The problem
After three generations of algorithmic improvement, Finder v13 achieved 7-10% CSS selector dependency & under 2% content failure rates. But that remaining percentage represented genuine edge cases where algorithms hit fundamental limits.
Two problems stood out:
- Weak elements: Steps where the algorithm couldn't generate reliable selectors, even with all our improvements
- Multilingual gaps: Detection faltered when applications switched languages
Some obvious solutions: Throw a general-purpose LLM at everything, invest in a Small Langauge Model(SLM), fine-tune an existing LLM & so on. But that would be expensive, slow, and maybe unnecessary? Instead, we asked: what's the minimum AI intervention needed to solve these specific problems?
Solution 1: AI-generated CSS Selectors
Remember element strength tracking from Case Study 1? That instrumentation provided us our target cohort - weak elements.
For these weak elements, we needed a fallback. Enter LLM-generated CSS selectors.
The initial approach
The concept was straightforward. When the system detected a weak element during authoring, it would asynchronously invoke an LLM to generate a CSS selector. No blocking the author's workflow. The selector gets added in the background.

The results were okayish. But we quickly hit a problem: the LLM-generated selectors were often too generic, unreliable or straight up failures. The HTML DOM for many enterprise applications is unreliable, filled with dynamically generated classes and attributes. The LLM, working without context, would generate selectors that technically matched but weren't stable over time.
Refining the approach: Reference data sets
The breakthrough came from a simple question: what if we showed the LLM what good selectors look like for this specific application?
We looked at all the CSS selectors that humans had added for different application types. SAP Ariba selectors varied from Salesforce selectors, which in turn varied from MS Dynamics selectors. Each application had patterns.
So we built a reference data set. Before the LLM attempts to generate a selector, we provide examples of human-created selectors for that application type.
"Here's what good input element selectors look like for SAP Ariba. Now generate one for this element."
This is context engineering. Same LLM, dramatically better output.

The results
| Approach | Coverage Increase |
|---|---|
| Baseline (Finder v13, no AI) | 75-80% |
| Vanilla LLM selectors (no context) | +3-5% |
| LLM selectors with reference data | +7-8% |
| Total with AI | ~88% |
88%
Element detection coverage
Up from 75-80% baseline
30%
Healing rate
Weak elements successfully addressed
The 30% healing rate might seem modest. But consider: these are elements that every other method failed to find. We're salvaging 30% of what would otherwise require manual intervention.

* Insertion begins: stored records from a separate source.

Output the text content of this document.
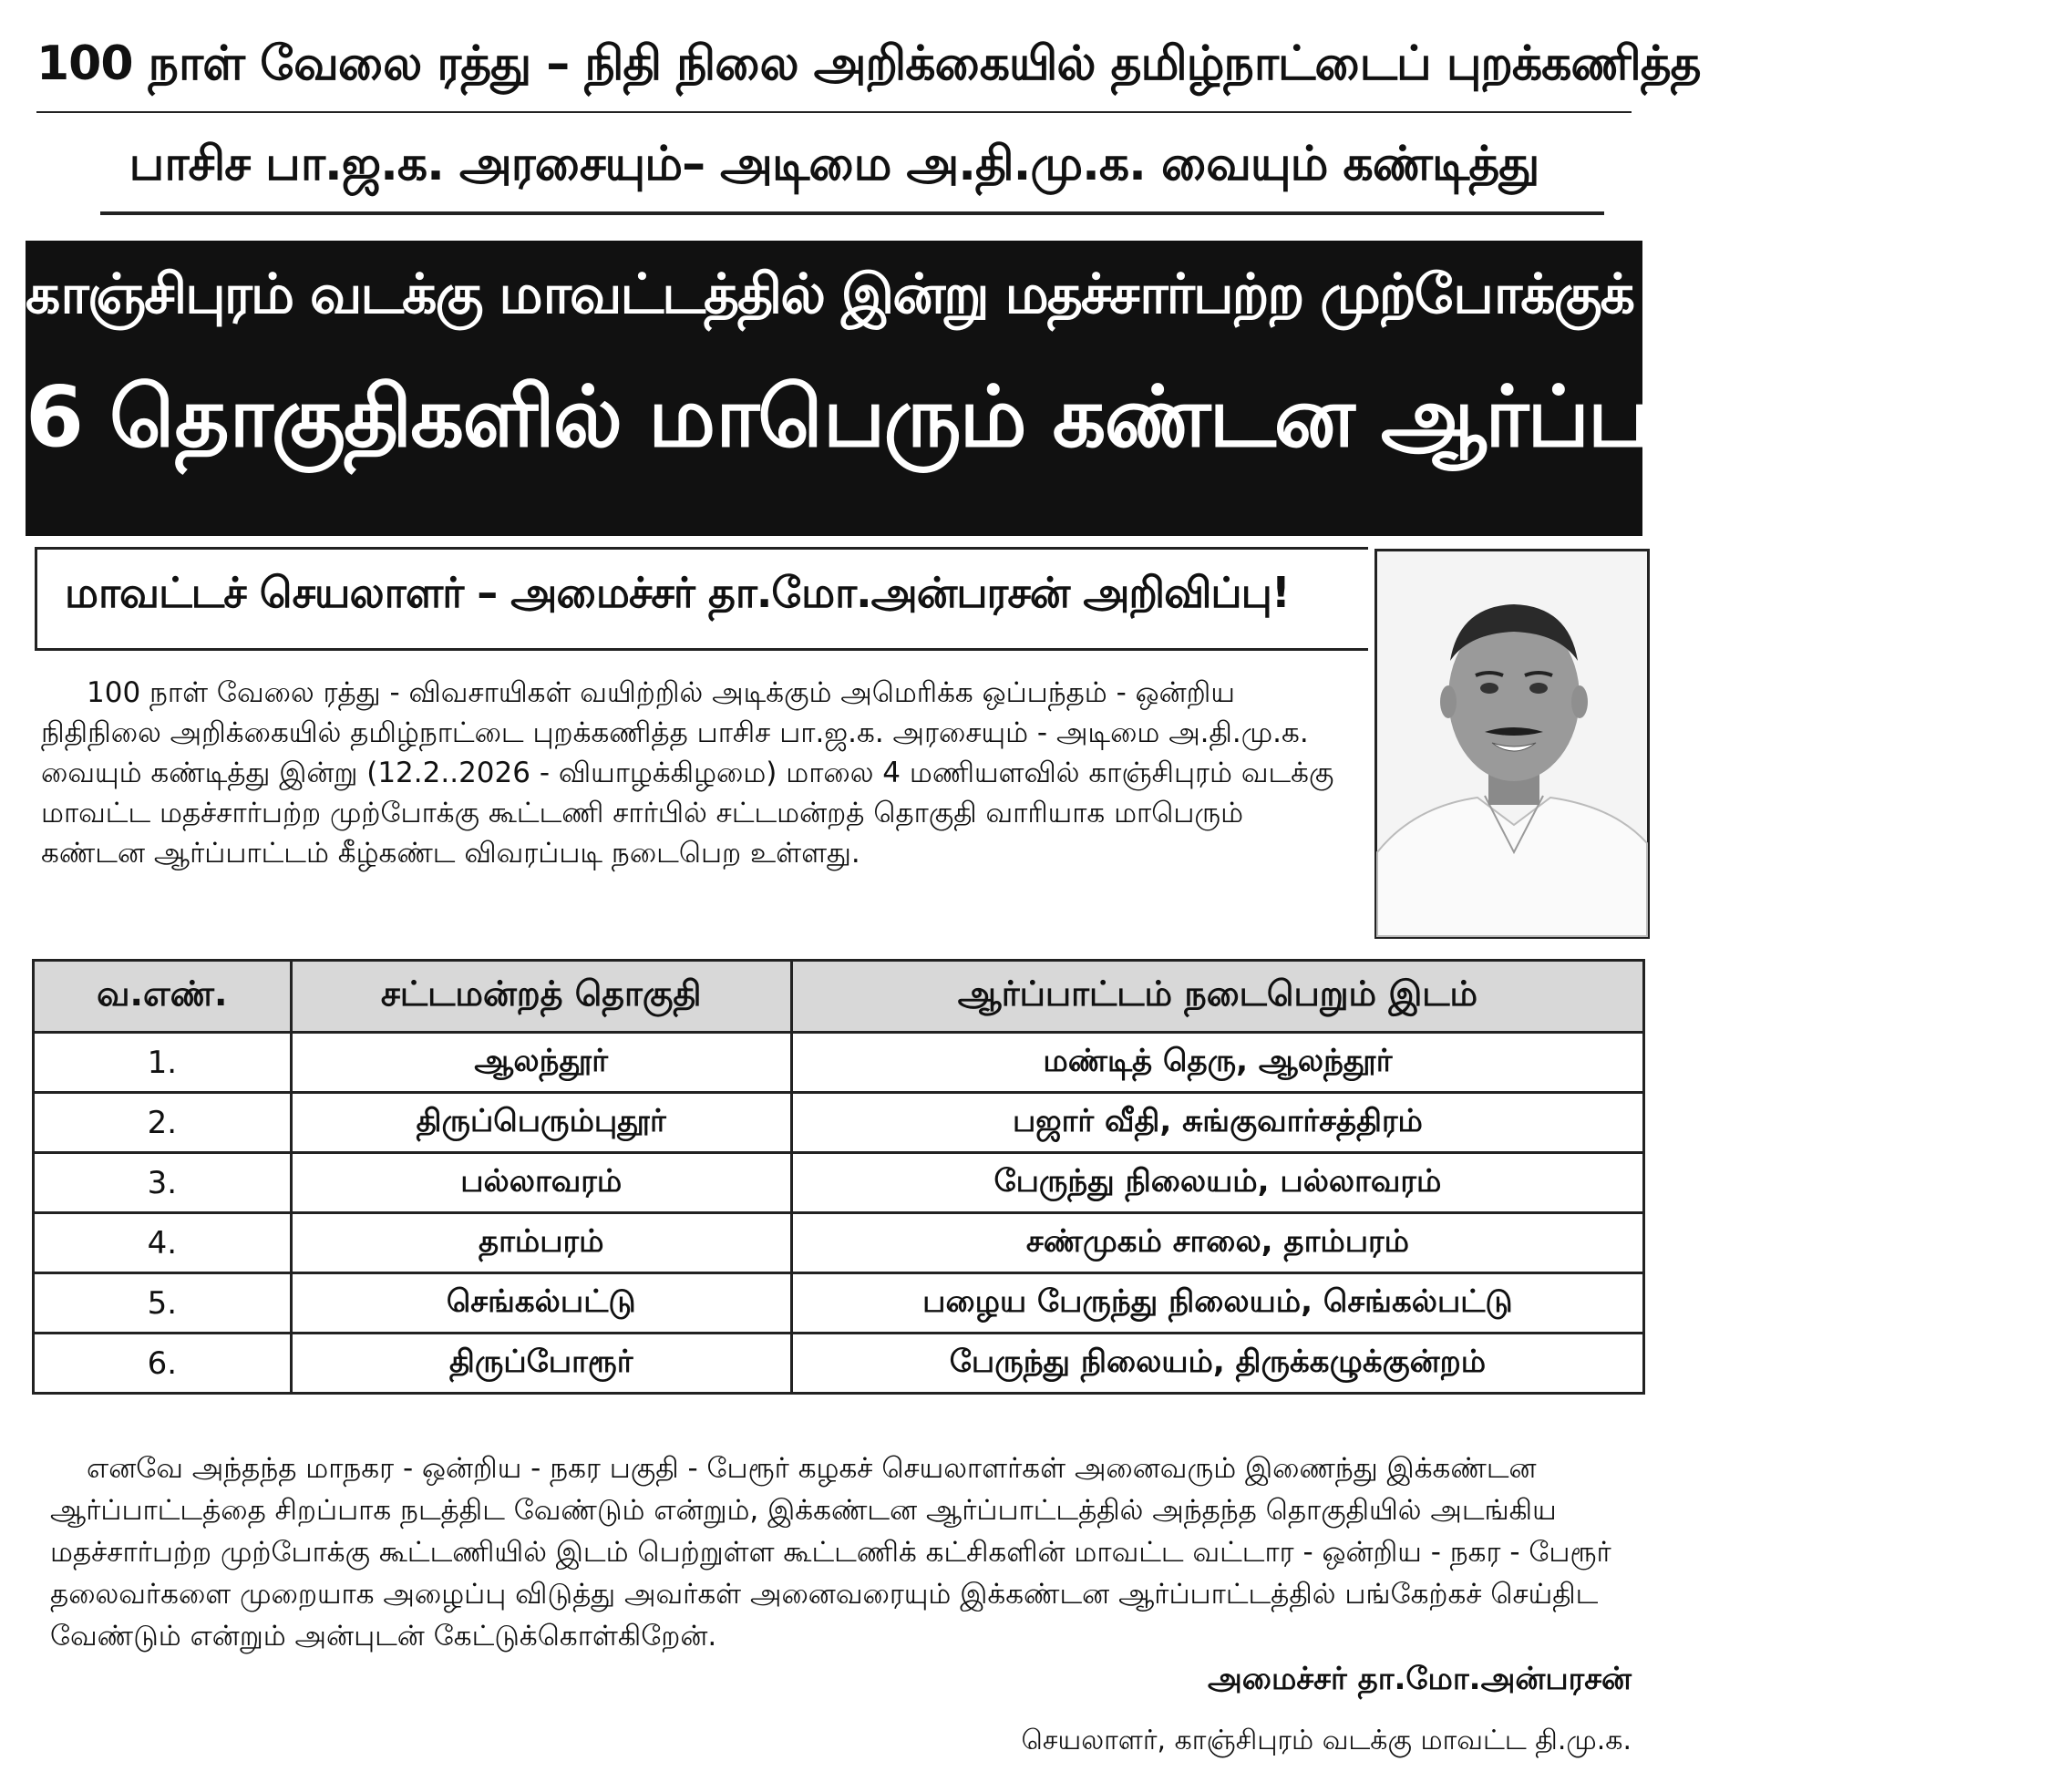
100 நாள் வேலை ரத்து – நிதி நிலை அறிக்கையில் தமிழ்நாட்டைப் புறக்கணித்த
பாசிச பா.ஜ.க. அரசையும்– அடிமை அ.தி.மு.க. வையும் கண்டித்து
காஞ்சிபுரம் வடக்கு மாவட்டத்தில் இன்று மதச்சார்பற்ற முற்போக்குக் கூட்டணி சார்பில்
6 தொகுதிகளில் மாபெரும் கண்டன ஆர்ப்பாட்டம்!
மாவட்டச் செயலாளர் – அமைச்சர் தா.மோ.அன்பரசன் அறிவிப்பு!

100 நாள் வேலை ரத்து - விவசாயிகள் வயிற்றில் அடிக்கும் அமெரிக்க ஒப்பந்தம் - ஒன்றிய நிதிநிலை அறிக்கையில் தமிழ்நாட்டை புறக்கணித்த பாசிச பா.ஜ.க. அரசையும் - அடிமை அ.தி.மு.க. வையும் கண்டித்து இன்று (12.2..2026 - வியாழக்கிழமை) மாலை 4 மணியளவில் காஞ்சிபுரம் வடக்கு மாவட்ட மதச்சார்பற்ற முற்போக்கு கூட்டணி சார்பில் சட்டமன்றத் தொகுதி வாரியாக மாபெரும் கண்டன ஆர்ப்பாட்டம் கீழ்கண்ட விவரப்படி நடைபெற உள்ளது.

வ.எண்.	சட்டமன்றத் தொகுதி	ஆர்ப்பாட்டம் நடைபெறும் இடம்
1.	ஆலந்தூர்	மண்டித் தெரு, ஆலந்தூர்
2.	திருப்பெரும்புதூர்	பஜார் வீதி, சுங்குவார்சத்திரம்
3.	பல்லாவரம்	பேருந்து நிலையம், பல்லாவரம்
4.	தாம்பரம்	சண்முகம் சாலை, தாம்பரம்
5.	செங்கல்பட்டு	பழைய பேருந்து நிலையம், செங்கல்பட்டு
6.	திருப்போரூர்	பேருந்து நிலையம், திருக்கழுக்குன்றம்

எனவே அந்தந்த மாநகர - ஒன்றிய - நகர பகுதி - பேரூர் கழகச் செயலாளர்கள் அனைவரும் இணைந்து இக்கண்டன ஆர்ப்பாட்டத்தை சிறப்பாக நடத்திட வேண்டும் என்றும், இக்கண்டன ஆர்ப்பாட்டத்தில் அந்தந்த தொகுதியில் அடங்கிய மதச்சார்பற்ற முற்போக்கு கூட்டணியில் இடம் பெற்றுள்ள கூட்டணிக் கட்சிகளின் மாவட்ட வட்டார - ஒன்றிய - நகர - பேரூர் தலைவர்களை முறையாக அழைப்பு விடுத்து அவர்கள் அனைவரையும் இக்கண்டன ஆர்ப்பாட்டத்தில் பங்கேற்கச் செய்திட வேண்டும் என்றும் அன்புடன் கேட்டுக்கொள்கிறேன்.

அமைச்சர் தா.மோ.அன்பரசன்
செயலாளர், காஞ்சிபுரம் வடக்கு மாவட்ட தி.மு.க.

Language agnostic element detection
This was the more urgent problem. Multiple enterprise customers were experiencing unreliable content playback issues when their applications switched languages.
The scope
| Customer | Impact |
|---|---|
| Ford | Coverage dropped from 65% to 25% |
| Multiple accounts on SAP Ariba | $1M+ ARR at risk |
| Microsoft & other Fortune 500 logos | Various severity |
The algorithm did capture element text during authoring. But when the base application language changes & there's no HTML attribute to rely on, "Submit" became "Soumettre" or "提交", causing detection to become haywire & latch onto incorrect places.
SAP Ariba deserves special mention here. It's an application notorious for having a poorly defined HTML DOM structure, which means the Finder algorithm already struggles there. When you add language switching on top of that, the problem compounds significantly.
The unlock
We implemented semantic matching using embedding similarity. The idea: "Submit" and "Soumettre" mean the same thing. If we compare meanings instead of exact text, language differences disappear.

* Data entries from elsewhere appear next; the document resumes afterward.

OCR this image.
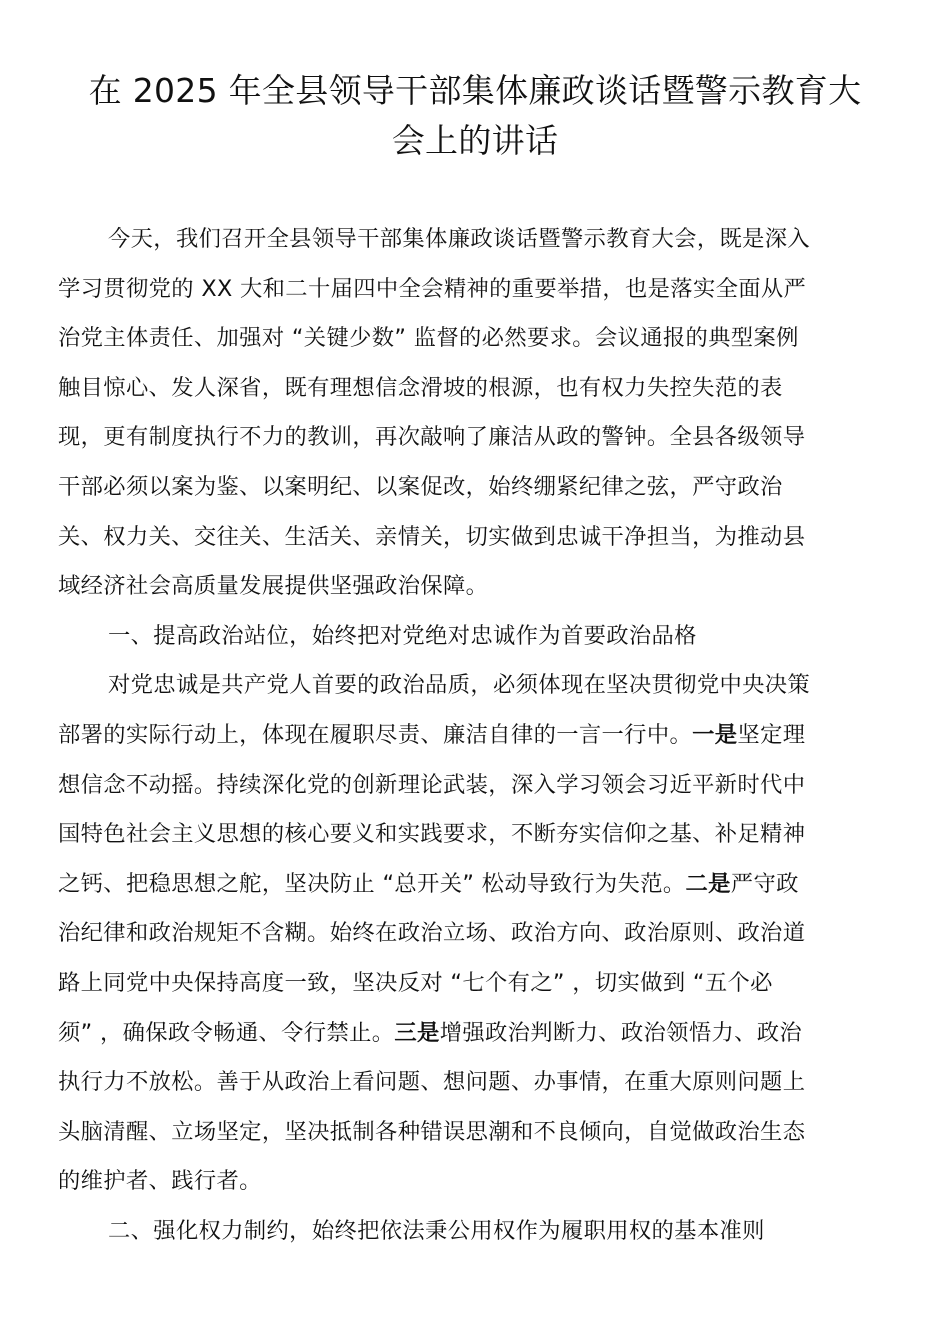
在 2025 年全县领导干部集体廉政谈话暨警示教育大
会上的讲话
今天，我们召开全县领导干部集体廉政谈话暨警示教育大会，既是深入
学习贯彻党的 XX 大和二十届四中全会精神的重要举措，也是落实全面从严
治党主体责任、加强对 “关键少数” 监督的必然要求。会议通报的典型案例
触目惊心、发人深省，既有理想信念滑坡的根源，也有权力失控失范的表
现，更有制度执行不力的教训，再次敲响了廉洁从政的警钟。全县各级领导
干部必须以案为鉴、以案明纪、以案促改，始终绷紧纪律之弦，严守政治
关、权力关、交往关、生活关、亲情关，切实做到忠诚干净担当，为推动县
域经济社会高质量发展提供坚强政治保障。
一、提高政治站位，始终把对党绝对忠诚作为首要政治品格
对党忠诚是共产党人首要的政治品质，必须体现在坚决贯彻党中央决策
部署的实际行动上，体现在履职尽责、廉洁自律的一言一行中。一是坚定理
想信念不动摇。持续深化党的创新理论武装，深入学习领会习近平新时代中
国特色社会主义思想的核心要义和实践要求，不断夯实信仰之基、补足精神
之钙、把稳思想之舵，坚决防止 “总开关” 松动导致行为失范。二是严守政
治纪律和政治规矩不含糊。始终在政治立场、政治方向、政治原则、政治道
路上同党中央保持高度一致，坚决反对 “七个有之” ，切实做到 “五个必
须” ，确保政令畅通、令行禁止。三是增强政治判断力、政治领悟力、政治
执行力不放松。善于从政治上看问题、想问题、办事情，在重大原则问题上
头脑清醒、立场坚定，坚决抵制各种错误思潮和不良倾向，自觉做政治生态
的维护者、践行者。
二、强化权力制约，始终把依法秉公用权作为履职用权的基本准则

At runtime, when we now detect that the algorithm is skipping the text check & isn't returning an exact match, we check for semantic similarity. If "Soumettre" is semantically close to "Submit," we have a match.
This approach works for any application, any language. SAP Ariba was just the most painful example.
Business impact
25% → 85%
Ford coverage restored
After semantic matching
$1M+
ARR protected
Across affected accounts
We restored functionality for customers representing over $1M in ARR.
What I learned
Instead of reinventing the wheel, we chose a reliable algorithmic system that uses AI strategically for edge cases. The result:
- Faster: most detections never touch AI
- More reliable: AI has fewer failure modes when used surgically
- More debuggable: clear separation between algorithmic and AI paths
Different problems need different solutions. Augmenting working systems is usually a more controllable & observable bet.